Since education is being impacted for all student learners, we ask that HR professionals and employers support college students with facilitating Virtual or Hybrid (Virtual+In-Person) Internships to help students complete their higher educational goals.  Top 10 -- Tips to host a Virtual Internship: (aside from internet, computer equipment, headphones, microphones, or a Zoom, Google Meet, or BlueJeans platform)

  1. Challenge the intern to learn about his/her major and have the Intern create a job description of duties the student might be interested in learning.
  2. Be creative with identifying tasks or duties (learning outcomes) for the Intern to complete or think of projects that align with the Intern’s academic program and compare those requirements to projects you might want to achieve for your organization and see how the Intern could support those initiatives.
  3. Designate a Mentor for the student to check in with on a regular basis.
  4. If you are the designated Mentor, have a contingency plan, in case you are too busy to follow up with the Intern, have an Assistant Mentor to check on the Interns progress.
  5. Onboard and welcome Interns to company meetings, updates, and/or weekly meetings.
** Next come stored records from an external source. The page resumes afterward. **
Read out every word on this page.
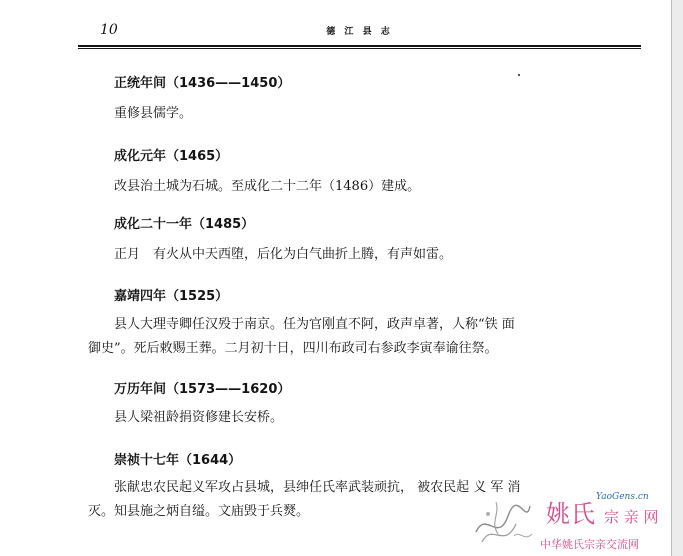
10	德 江 县 志
正统年间（1436——1450）
重修县儒学。
成化元年（1465）
改县治土城为石城。至成化二十二年（1486）建成。
成化二十一年（1485）
正月　有火从中天西堕，后化为白气曲折上腾，有声如雷。
嘉靖四年（1525）
县人大理寺卿任汉殁于南京。任为官刚直不阿，政声卓著，人称“铁 面
御史”。死后敕赐王葬。二月初十日，四川布政司右参政李寅奉谕往祭。
万历年间（1573——1620）
县人梁祖龄捐资修建长安桥。
崇祯十七年（1644）
张献忠农民起义军攻占县城，县绅任氏率武装顽抗， 被农民起 义 军 消
灭。知县施之炳自缢。文庙毁于兵燹。	姚氏 宗 亲 网
YaoGens.cn
中华姚氏宗亲交流网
  6. Commit to a schedule and require the intern to check-in regularly (every hour or two) to ensure tasks are being completed in a timely manner in accordance with your guidelines.
  7. Evaluate and provide feedback about the Interns performance in a timely manner.  Be supportive by providing clear and constructive feedback for the Intern to learn.
  8. Communicate with the Intern’s teacher or faculty in-charge of the college Internship Program to holistically support the Intern learnings.
  9. Host a student intern as you may require Interns to sign a Risk and Release Statement.  Specific organizational concerns may need to be addressed, consult your organization's attorney.
  10. Have fun and be flexible with engaging the Intern to learn, it’s ok for you to share your career journey too.